On 9/26/2018 at 1:30 PM, ryt said:

I just read a tutorial about destructors and virtual counterparts. Generally if I understood correctly every class that will potentially be inherited needs to have a virtual destructor. 

Not quite. You only need to override a virtual destructor, in a subclass if there is some work to be done during destruction. So if you just say added a couple of integers in a subclass, even if you may inherit from that subclass there is no need to include a destructor for it. Only the most basal class in the tree that you intend to call delete from, needs a virtual destructor. Another thing is virtual distructors are different from other virtual functions as they automatically chain. The subclass destructors get called first and then you work your way back down to the root class(es).  You can call delete from a pointer to any class in the tree. It shouldn't matter.

I just went to paste some code, while doing so I tried to do the same thing as yesterday and now the code compiles ?. I must have been trying to override wrong destructor the whole time.
Sorry, I feel so stupid now ?. Thanks for the help.

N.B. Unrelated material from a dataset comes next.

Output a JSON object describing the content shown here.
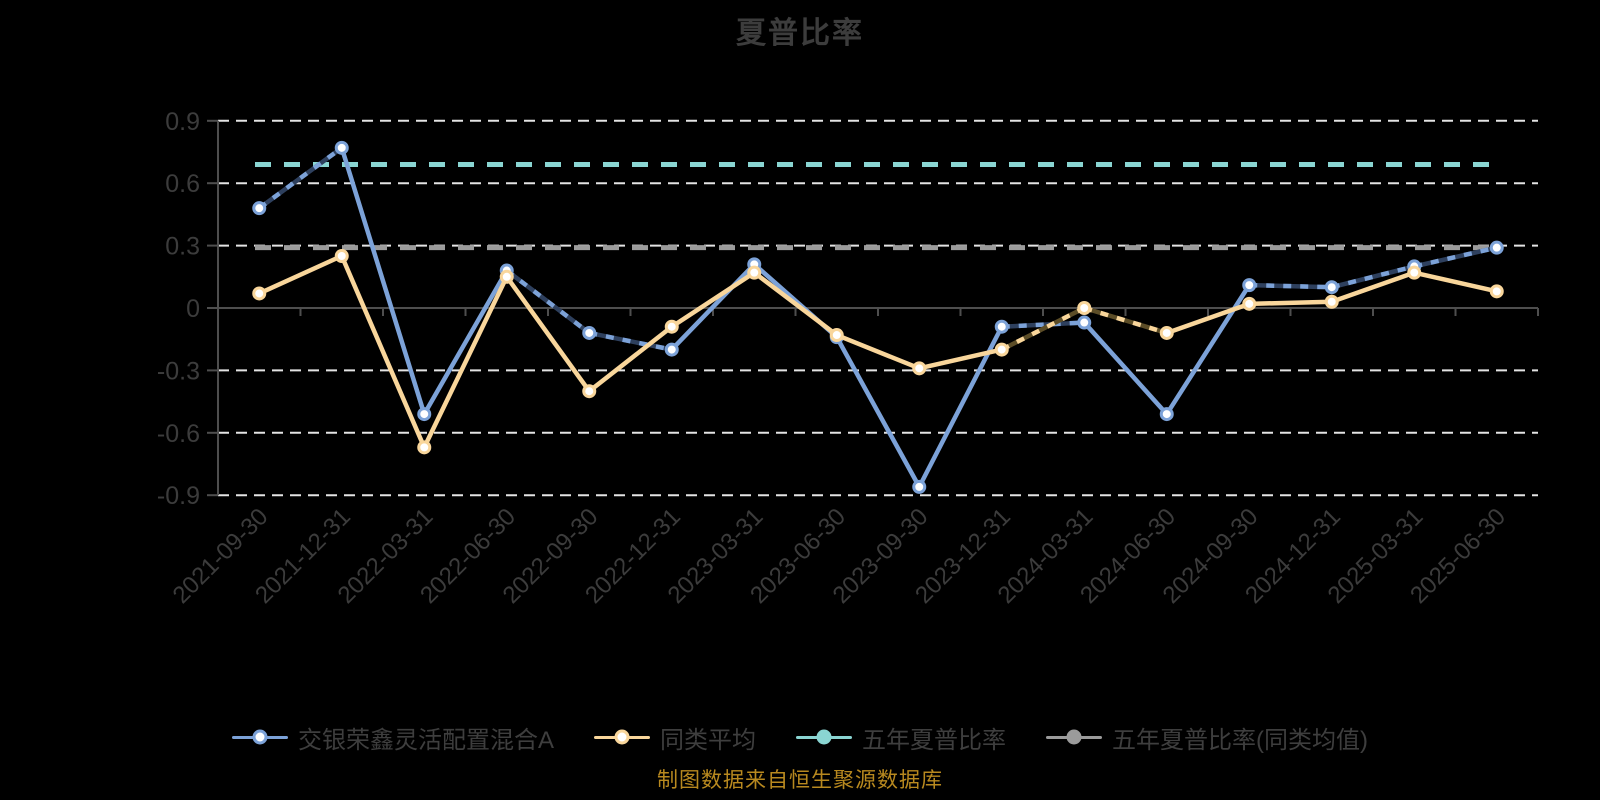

8 hours ago, Gnollrunner said:

Not quite. You only need to override a virtual destructor, in a subclass if there is some work to be done during destruction.

 

The sentence you were responding to was this:

Quote

Generally if I understood correctly every class that will potentially be inherited [from] needs to have a virtual destructor. 

That is exactly right, except he might have missed the word "from" that I added in square brackets. If you write a class that is intended to be used as a base class and you don't declare its destructor virtual, a derived class that has non-trivial work to do during destruction may not get its destructor called when a pointer to base is deleted.

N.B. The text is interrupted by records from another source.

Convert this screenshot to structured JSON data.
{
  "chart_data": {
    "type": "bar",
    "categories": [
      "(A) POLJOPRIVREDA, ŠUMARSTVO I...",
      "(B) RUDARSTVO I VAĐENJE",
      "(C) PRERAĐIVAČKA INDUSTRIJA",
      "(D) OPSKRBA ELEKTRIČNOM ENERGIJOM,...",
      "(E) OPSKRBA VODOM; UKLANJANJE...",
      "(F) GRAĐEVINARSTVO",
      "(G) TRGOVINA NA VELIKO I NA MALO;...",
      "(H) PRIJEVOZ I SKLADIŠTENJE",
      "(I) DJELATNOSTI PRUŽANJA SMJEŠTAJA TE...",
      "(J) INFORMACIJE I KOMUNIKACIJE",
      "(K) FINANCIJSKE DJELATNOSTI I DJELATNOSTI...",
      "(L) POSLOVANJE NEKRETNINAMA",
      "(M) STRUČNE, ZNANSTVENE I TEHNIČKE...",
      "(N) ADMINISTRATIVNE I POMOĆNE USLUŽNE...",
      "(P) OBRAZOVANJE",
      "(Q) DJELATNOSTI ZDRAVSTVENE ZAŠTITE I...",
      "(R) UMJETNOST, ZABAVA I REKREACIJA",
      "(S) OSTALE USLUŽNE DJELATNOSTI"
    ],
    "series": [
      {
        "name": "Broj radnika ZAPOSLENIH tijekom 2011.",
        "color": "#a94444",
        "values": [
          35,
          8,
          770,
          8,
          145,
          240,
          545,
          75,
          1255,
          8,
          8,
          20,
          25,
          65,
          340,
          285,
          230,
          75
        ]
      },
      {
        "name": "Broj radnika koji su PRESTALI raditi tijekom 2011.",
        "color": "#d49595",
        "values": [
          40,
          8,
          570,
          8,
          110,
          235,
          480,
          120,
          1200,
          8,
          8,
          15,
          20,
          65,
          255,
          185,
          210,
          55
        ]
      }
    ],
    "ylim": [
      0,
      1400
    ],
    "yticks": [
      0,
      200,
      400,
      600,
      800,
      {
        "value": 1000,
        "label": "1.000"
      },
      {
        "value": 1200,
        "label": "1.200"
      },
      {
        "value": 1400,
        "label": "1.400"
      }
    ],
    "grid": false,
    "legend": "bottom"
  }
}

Was this just a language issue, or do we disagree on something? I am not sure...

 

28 minutes ago, alvaro said:

 

The sentence you were responding to was this:

That is exactly right, except he might have missed the word "from" that I added in square brackets. If you write a class that is intended to be used as a base class and you don't declare its destructor virtual, a derived class that has non-trivial work to do during destruction may not get its destructor called when a pointer to base is deleted.

Was this just a language issue, or do we disagree on something? I am not sure...

 

Well it depends how you think of it. Say C inherits from B and B inherits from A, and A has a virtual destructor.  B is a base class of C and can "potentially be inherited [from] " and in fact is inherited from, yet it doesn't need a virtual destructor. Hence I said " Only the most basal class in the tree that you intend to call delete from, needs a virtual destructor". Is this your understanding? If not, one of us is wrong.

Oh, the way I think about it I would say that B has a virtual destructor even if you didn't write one. So I believe we agree.